In practice the a.c. supply has a finite impedance, and we must therefore expect a volt-drop which depends on the current being drawn by the motor. Perhaps surprisingly, the supply impedance (which is mainly due to inductive leakage reactances in transformers) manifests itself at the output stage of the converter as a supply resistance, so the supply volt-drop (or regulation) is directly proportional to the motor armature current.
It is not appropriate to go into more detail here, but we should note that the effect of the inductive reactance of the supply is to delay the transfer (or commutation) of the current between thyristors; a phenomenon known as overlap. The consequence of overlap is that instead of the output voltage making an abrupt jump at the start of each pulse, there is a short period when two thyristors are conducting simultaneously. During this interval the output voltage is the mean of the voltages of the incoming and outgoing voltages, as shown typically in Figure 4.5.
Figure 4.5 Distortion of converter output voltage waveform caused by rectifier overlap.
It is important for users to be aware that overlap is to be expected, as otherwise they may be alarmed the first time they connect an oscilloscope to the motor terminals. When the drive is connected to a 'stiff' (i.e. low impedance) industrial supply the overlap will only last for perhaps a few microseconds, so the 'notch' shown in Figure 4.5 would be barely visible on an oscilloscope.
Books always exaggerate the width of the overlap for the sake of clarity, as in Figure 4.5: with a 50 or 60 Hz supply, if the overlap lasts for more than say 1 ms, the implication is that the supply system impedance is too high for the size of converter in question, or conversely, the converter is too big for the supply.

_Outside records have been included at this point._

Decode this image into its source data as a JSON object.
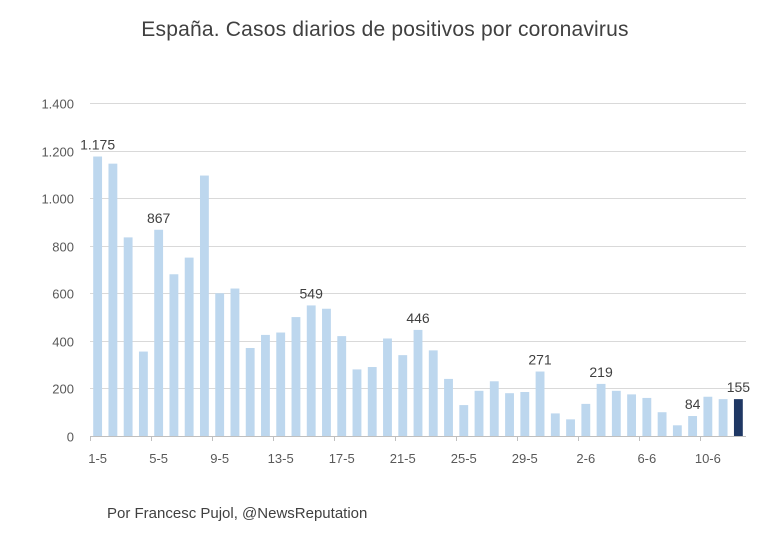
{
  "chart_data": {
    "type": "bar",
    "title": "España. Casos diarios de positivos por coronavirus",
    "xlabel": "",
    "ylabel": "",
    "ylim": [
      0,
      1400
    ],
    "yticks": [
      0,
      200,
      400,
      600,
      800,
      1000,
      1200,
      1400
    ],
    "ytick_labels": [
      "0",
      "200",
      "400",
      "600",
      "800",
      "1.000",
      "1.200",
      "1.400"
    ],
    "categories": [
      "1-5",
      "2-5",
      "3-5",
      "4-5",
      "5-5",
      "6-5",
      "7-5",
      "8-5",
      "9-5",
      "10-5",
      "11-5",
      "12-5",
      "13-5",
      "14-5",
      "15-5",
      "16-5",
      "17-5",
      "18-5",
      "19-5",
      "20-5",
      "21-5",
      "22-5",
      "23-5",
      "24-5",
      "25-5",
      "26-5",
      "27-5",
      "28-5",
      "29-5",
      "30-5",
      "31-5",
      "1-6",
      "2-6",
      "3-6",
      "4-6",
      "5-6",
      "6-6",
      "7-6",
      "8-6",
      "9-6",
      "10-6",
      "11-6",
      "12-6"
    ],
    "xtick_labels": [
      "1-5",
      "5-5",
      "9-5",
      "13-5",
      "17-5",
      "21-5",
      "25-5",
      "29-5",
      "2-6",
      "6-6",
      "10-6"
    ],
    "values": [
      1175,
      1145,
      835,
      355,
      867,
      680,
      750,
      1095,
      600,
      620,
      370,
      425,
      435,
      500,
      549,
      535,
      420,
      280,
      290,
      410,
      340,
      446,
      360,
      240,
      130,
      190,
      230,
      180,
      185,
      271,
      95,
      70,
      135,
      219,
      190,
      175,
      160,
      100,
      45,
      84,
      165,
      155,
      155
    ],
    "data_labels": [
      {
        "index": 0,
        "text": "1.175"
      },
      {
        "index": 4,
        "text": "867"
      },
      {
        "index": 14,
        "text": "549"
      },
      {
        "index": 21,
        "text": "446"
      },
      {
        "index": 29,
        "text": "271"
      },
      {
        "index": 33,
        "text": "219"
      },
      {
        "index": 39,
        "text": "84"
      },
      {
        "index": 42,
        "text": "155"
      }
    ],
    "highlight_index": 42,
    "grid": true,
    "legend": "none"
  },
  "colors": {
    "bar": "#bdd7ee",
    "highlight": "#1f3864",
    "grid": "#d9d9d9",
    "axis": "#bfbfbf"
  },
  "footer": {
    "credit": "Por Francesc Pujol, @NewsReputation"
  }
}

Returning to the practical consequences of supply impedance, we simply have to allow for the presence of an extra 'source resistance' in series with the output voltage of the converter. This source resistance is in series with the motor armature resistance, and hence the motor torque"speed curves for each value of α have a somewhat steeper droop than they would if the supply impedance was zero.
Four-quadrant operation and inversion
So far we have looked at the converter as a rectifier, supplying power from the a.c. mains to a d.c. machine running in the positive direction and acting as a motor. As explained in Chapter 3, this is known as one-quadrant operation, by reference to quadrant 1 of the complete torque"speed plane shown in Figure 3.16.
But suppose we want to run the machine as a motor in the opposite direction, with negative speed and torque, i.e. in quadrant 3; how do we do it? And what about operating the machine as a generator, so that power is returned to the a.c. supply, the converter then 'inverting' power rather than rectifying, and the system operating in quadrant 2 or quadrant 4. We need to do this if we want to achieve regenerative braking. Is it possible, and if so how?
The good news is that as we saw in Chapter 3 the d.c. machine is inherently a bidirectional energy converter. If we apply a positive voltage V greater than E, a current flows into the armature and the machine runs as a motor. If we reduce V so that it is less than E, the current, torque and power automatically reverse direction, and the machine acts as a generator, converting mechanical energy (its own kinetic energy in the case of regenerative braking) into electrical energy. And if we want to motor or generate with the reverse direction of rotation, all we have to do is to reverse the polarity of the armature supply. The d.c. machine is inherently a four-quadrant device, but needs a supply which can provide positive or negative voltage, and simultaneously handle either positive or negative current.
This is where we meet a snag: a single thyristor converter can only handle current in one direction, because the thyristors are unidirectional devices. This does not mean that the converter is incapable of returning power to the supply however. The d.c. current can only be positive, but (provided it is a fully controlled converter) the d.c. output voltage can be either positive or negative (see Chapter 2). The power flow can therefore be positive (rectification) or negative (inversion).
For normal motoring where the output voltage is positive (and assuming a fully controlled converter), the delay angle (α) will be up to 90°. (It is common practice for the firing angle corresponding to rated d.c. voltage to be around 20° when the incoming a.c. voltage is normal: if the a.c. voltage falls for any reason, the firing angle can then be further reduced to compensate and allow full d.c. voltage to be maintained.)
Figure 4.6 Average d.c. output voltage from a fully-controlled thyristor converter as a function of the firing angle delay α.
When α is greater than 90°, however, the output voltage is negative, as indicated by equation (2.5), and is shown in Figure 4.6. A single fully controlled converter therefore has the potential for two-quadrant operation, though it has to be admitted that this capability is not easily exploited unless we are prepared to employ reversing switches in the armature or field circuits. This is discussed next.